March 19th, 2009 00:00

Looks like I found my answer here: http://en.community.dell.com/forums/t/19255086.aspx

I want to do something that seems fairly simple.  I'd like to have 5 servers all have the same D: drive and all be able to read/write at the same time.  Am I asking for the impossible?  I know Windows sharing is an option but that's what I'm doing right now and it's sloooooooooow.  I have 0 experience with clustering so I don't want to do a lot of research if this isn't even possible.  Maybe "Dev Mgr" will come to the rescue.

9.3K Posts

March 19th, 2009 07:00

You're asking for the impossible.

 

The NTFS filesystem doesn't allow multiple systems simultanious access to the same disk; it'll guaranteed end up corrupting your filesystem. Sometimes issues start as soon as the 2nd server connects, but other times it can take a few minutes/hours/days.

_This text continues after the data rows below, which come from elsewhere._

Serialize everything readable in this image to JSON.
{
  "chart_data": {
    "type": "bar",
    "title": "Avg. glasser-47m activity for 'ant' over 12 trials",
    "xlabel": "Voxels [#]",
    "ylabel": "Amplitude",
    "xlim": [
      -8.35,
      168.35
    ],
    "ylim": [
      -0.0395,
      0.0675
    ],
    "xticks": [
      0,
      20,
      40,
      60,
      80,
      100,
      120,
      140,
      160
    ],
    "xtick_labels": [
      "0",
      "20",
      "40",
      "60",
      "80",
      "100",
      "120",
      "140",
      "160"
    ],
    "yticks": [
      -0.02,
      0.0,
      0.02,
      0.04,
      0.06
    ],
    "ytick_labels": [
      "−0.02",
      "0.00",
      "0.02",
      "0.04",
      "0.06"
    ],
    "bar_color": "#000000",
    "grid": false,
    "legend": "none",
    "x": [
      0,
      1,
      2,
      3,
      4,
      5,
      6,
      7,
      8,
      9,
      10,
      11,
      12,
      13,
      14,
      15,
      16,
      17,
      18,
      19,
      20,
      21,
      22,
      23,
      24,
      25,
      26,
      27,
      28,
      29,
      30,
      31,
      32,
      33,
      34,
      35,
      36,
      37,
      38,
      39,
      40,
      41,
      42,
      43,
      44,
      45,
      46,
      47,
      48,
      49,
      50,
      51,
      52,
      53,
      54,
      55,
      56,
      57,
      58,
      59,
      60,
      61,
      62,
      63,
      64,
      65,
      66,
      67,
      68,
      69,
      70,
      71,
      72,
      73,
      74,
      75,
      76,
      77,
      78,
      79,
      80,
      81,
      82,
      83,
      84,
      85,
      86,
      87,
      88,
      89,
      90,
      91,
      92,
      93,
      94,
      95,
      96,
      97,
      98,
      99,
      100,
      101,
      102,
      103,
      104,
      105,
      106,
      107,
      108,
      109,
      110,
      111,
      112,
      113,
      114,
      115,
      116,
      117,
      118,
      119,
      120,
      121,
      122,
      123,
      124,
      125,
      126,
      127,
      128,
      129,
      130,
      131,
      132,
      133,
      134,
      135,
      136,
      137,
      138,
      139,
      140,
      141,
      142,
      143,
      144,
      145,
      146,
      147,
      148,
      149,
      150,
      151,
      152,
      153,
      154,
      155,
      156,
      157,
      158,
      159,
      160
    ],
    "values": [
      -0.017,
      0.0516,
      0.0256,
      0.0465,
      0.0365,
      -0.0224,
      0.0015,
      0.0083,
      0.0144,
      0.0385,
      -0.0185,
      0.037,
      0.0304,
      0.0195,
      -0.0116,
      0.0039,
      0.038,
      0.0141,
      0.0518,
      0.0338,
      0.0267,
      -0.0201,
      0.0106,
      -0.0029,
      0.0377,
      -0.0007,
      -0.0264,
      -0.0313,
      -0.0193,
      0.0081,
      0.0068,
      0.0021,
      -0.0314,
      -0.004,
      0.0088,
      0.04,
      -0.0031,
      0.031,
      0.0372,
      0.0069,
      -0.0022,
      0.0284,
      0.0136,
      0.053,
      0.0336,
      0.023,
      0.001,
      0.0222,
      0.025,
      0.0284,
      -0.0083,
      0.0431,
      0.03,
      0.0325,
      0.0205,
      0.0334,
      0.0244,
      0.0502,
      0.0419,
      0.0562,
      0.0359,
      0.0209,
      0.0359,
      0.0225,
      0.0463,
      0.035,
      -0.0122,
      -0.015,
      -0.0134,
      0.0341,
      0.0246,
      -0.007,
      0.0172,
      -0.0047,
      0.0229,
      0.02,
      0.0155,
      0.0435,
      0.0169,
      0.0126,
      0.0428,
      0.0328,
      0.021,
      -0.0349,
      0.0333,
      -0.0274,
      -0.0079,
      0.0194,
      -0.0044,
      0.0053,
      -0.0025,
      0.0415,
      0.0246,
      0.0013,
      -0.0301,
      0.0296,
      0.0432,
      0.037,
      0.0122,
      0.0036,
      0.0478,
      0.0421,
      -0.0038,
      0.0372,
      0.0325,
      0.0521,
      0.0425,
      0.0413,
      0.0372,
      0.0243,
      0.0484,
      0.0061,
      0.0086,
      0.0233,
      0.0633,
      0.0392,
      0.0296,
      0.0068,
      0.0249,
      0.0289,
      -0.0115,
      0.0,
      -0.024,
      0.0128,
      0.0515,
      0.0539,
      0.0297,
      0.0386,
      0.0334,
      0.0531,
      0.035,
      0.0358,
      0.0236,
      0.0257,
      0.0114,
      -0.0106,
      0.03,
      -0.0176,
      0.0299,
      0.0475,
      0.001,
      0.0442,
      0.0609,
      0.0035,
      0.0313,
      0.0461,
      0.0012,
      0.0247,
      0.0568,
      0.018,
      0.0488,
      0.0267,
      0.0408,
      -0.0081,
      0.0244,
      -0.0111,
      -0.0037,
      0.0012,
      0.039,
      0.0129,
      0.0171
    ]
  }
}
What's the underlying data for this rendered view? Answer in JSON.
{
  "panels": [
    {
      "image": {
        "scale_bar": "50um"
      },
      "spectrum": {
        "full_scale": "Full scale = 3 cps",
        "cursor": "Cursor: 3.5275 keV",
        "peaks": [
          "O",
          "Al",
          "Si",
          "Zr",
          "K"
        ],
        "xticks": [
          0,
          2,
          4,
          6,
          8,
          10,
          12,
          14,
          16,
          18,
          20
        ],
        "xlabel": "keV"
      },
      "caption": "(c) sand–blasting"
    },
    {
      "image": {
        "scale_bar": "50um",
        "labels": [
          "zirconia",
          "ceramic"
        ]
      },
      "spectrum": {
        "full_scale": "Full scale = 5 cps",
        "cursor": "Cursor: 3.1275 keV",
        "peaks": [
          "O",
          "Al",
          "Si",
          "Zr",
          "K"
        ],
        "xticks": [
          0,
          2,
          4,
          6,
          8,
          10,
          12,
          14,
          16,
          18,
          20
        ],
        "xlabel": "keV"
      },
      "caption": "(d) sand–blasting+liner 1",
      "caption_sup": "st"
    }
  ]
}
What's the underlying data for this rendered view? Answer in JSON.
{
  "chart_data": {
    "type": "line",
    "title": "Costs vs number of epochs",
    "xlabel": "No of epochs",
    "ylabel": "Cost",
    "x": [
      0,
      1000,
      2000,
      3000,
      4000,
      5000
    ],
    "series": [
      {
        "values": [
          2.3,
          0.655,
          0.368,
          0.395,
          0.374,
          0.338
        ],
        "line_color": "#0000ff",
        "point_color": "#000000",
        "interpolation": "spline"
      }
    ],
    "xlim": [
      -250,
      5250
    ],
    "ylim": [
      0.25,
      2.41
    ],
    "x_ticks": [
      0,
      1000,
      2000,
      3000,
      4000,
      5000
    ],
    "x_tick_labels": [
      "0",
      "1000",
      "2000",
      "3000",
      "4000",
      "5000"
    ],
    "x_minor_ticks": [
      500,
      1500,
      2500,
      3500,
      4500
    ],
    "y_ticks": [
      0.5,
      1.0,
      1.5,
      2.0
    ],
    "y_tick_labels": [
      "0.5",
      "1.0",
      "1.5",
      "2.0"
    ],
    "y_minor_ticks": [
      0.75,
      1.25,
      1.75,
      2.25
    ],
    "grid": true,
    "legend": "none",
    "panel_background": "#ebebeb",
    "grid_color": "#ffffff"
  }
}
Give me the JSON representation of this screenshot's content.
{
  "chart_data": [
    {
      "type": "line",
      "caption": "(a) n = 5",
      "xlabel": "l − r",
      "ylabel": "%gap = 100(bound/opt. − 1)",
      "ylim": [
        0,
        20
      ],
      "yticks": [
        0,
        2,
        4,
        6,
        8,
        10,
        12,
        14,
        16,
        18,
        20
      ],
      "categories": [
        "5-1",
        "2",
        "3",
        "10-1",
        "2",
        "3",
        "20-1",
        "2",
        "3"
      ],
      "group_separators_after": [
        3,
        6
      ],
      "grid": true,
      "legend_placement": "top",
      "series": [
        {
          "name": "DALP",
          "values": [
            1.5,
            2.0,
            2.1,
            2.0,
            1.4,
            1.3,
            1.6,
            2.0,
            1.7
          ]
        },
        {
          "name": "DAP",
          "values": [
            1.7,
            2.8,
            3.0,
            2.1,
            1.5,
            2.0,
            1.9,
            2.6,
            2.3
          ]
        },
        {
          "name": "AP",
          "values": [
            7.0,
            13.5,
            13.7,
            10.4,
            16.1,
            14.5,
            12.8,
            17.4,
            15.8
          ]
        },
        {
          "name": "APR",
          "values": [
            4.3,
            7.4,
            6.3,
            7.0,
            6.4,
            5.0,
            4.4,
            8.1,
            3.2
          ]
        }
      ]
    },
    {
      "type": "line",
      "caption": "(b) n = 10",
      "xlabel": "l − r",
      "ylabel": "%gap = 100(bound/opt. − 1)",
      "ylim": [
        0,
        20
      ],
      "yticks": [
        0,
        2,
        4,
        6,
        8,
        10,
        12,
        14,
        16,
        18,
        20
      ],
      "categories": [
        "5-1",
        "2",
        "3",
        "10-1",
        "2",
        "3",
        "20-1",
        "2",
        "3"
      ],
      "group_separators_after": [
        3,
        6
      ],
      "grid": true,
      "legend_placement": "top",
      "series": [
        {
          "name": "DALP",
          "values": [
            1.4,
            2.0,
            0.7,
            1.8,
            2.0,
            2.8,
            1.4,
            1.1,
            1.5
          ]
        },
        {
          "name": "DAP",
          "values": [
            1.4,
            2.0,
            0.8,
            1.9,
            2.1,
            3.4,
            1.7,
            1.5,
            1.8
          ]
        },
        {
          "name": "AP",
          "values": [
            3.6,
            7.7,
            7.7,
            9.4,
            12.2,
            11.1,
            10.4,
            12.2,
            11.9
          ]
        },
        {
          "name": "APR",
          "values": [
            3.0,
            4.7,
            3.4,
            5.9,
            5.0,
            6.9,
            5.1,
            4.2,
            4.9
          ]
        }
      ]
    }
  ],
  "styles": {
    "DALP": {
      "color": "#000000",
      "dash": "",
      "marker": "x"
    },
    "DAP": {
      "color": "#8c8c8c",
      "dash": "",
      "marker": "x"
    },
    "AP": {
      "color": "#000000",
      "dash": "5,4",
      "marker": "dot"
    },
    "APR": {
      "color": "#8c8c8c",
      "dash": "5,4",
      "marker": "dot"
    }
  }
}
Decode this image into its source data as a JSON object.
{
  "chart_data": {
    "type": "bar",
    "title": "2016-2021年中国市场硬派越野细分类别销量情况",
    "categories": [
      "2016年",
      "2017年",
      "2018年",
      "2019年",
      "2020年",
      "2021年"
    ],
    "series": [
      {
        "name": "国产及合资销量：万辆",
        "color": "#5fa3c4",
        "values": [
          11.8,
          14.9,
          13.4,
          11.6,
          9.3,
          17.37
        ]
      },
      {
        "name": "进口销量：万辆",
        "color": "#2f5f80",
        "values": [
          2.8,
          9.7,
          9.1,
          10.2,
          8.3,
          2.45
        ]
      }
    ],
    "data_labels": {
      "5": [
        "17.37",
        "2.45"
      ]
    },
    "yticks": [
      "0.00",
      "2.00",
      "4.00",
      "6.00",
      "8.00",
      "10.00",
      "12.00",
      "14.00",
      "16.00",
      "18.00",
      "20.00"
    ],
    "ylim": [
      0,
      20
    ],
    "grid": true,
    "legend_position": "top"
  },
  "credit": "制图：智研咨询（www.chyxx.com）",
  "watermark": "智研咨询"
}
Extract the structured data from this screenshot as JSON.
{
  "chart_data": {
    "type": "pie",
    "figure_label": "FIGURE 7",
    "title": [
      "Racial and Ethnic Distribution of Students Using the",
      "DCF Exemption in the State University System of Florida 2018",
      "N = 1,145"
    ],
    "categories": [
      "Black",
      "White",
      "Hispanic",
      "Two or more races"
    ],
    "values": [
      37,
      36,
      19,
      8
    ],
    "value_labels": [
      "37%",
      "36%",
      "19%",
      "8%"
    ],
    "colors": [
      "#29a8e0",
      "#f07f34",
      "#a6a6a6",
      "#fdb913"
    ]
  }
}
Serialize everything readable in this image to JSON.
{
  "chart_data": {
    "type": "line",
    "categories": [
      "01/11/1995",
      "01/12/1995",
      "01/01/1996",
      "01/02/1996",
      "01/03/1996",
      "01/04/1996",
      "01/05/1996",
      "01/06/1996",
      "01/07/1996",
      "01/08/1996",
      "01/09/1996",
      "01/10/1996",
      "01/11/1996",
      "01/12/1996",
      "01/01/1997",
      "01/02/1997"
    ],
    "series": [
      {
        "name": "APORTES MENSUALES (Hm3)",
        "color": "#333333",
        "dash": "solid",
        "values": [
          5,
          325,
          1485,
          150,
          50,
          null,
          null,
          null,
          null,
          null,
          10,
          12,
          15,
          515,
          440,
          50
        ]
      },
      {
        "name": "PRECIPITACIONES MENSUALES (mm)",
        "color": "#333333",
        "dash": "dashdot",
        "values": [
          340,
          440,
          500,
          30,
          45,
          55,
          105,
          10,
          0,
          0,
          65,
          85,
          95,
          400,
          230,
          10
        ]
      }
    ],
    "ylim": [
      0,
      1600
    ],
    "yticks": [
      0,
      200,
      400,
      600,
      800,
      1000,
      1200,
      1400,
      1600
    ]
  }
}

It just depends on who (which server) is doing what when.

 

The only way to have multiple (Windows) servers 'use' the same disk space is to give it all to 1 single server and have that server set up a share, and then have the other servers map that share.

12 Posts

March 19th, 2009 12:00

Thanks for your response.  When you setup a cluster for database purposes you need to format the filesystem as NTFS from what I've read on the internet.  Does SQL take care of the problems that would normally occur when sharing a disk?  Or does clustering services take care of that? 

I figured I could do a cluster and instead of sharing a database on the NTFS drive just share files.  Or do I need a "cluster aware" application (Exchange, SQL, IIS, etc...) to be running in order to do this?

How do I setup notifications on this forum?  It's silly to keep checking back for responses.

12 Posts

March 19th, 2009 13:00

Thanks for the explanation.  Sure is a bummer that I bought this thing and now it's just a big NAS for my purposes.  I really didn't think what I was attempting to do was so complicated. 

12 Posts

March 19th, 2009 14:00

Thinking about this some more makes me wonder how database clusters work?  It seems like multiple boxes would have to read/write to the database simultaneously.  How does that work?

9.3K Posts

March 23rd, 2009 12:00

Thinking about this some more makes me wonder how database clusters work?  It seems like multiple boxes would have to read/write to the database simultaneously.  How does that work?

Most clusters are set up active/passive. With those 1 server does everything and the other server is just sitting there doing nothing till the first server fails, or you move the cluster resource group to this server (e.g. scheduled maintenance).

 

To do an active/active cluster you need multiple virtual disks.

If for instance you want to run 2 SQL databases, you would create:

- Q-drive: Quorum (for the cluster itself) -> part of "Cluster Group" in cluster admin

- K-drive: Datastore for database 1 -> part of a different cluster resource group; e.g. "SQL Database 1"

- L-drive: Transaction log store for database 1 -> part of "SQL Database 1"

- M-drive: Datastore for database2 -> part of "SQL Database 2"

- N-drive: Transaction log store for database 2 -> part of "SQL Database 2"

 

This way 1 SQL instance runs on 1 cluster node and uses K and L, and the other SQL instance (different database) uses M and N on the other cluster node.

 

Microsoft's Cluster Service doesn't have a way to allow both servers to actively read from and write to the same disk simultaneously.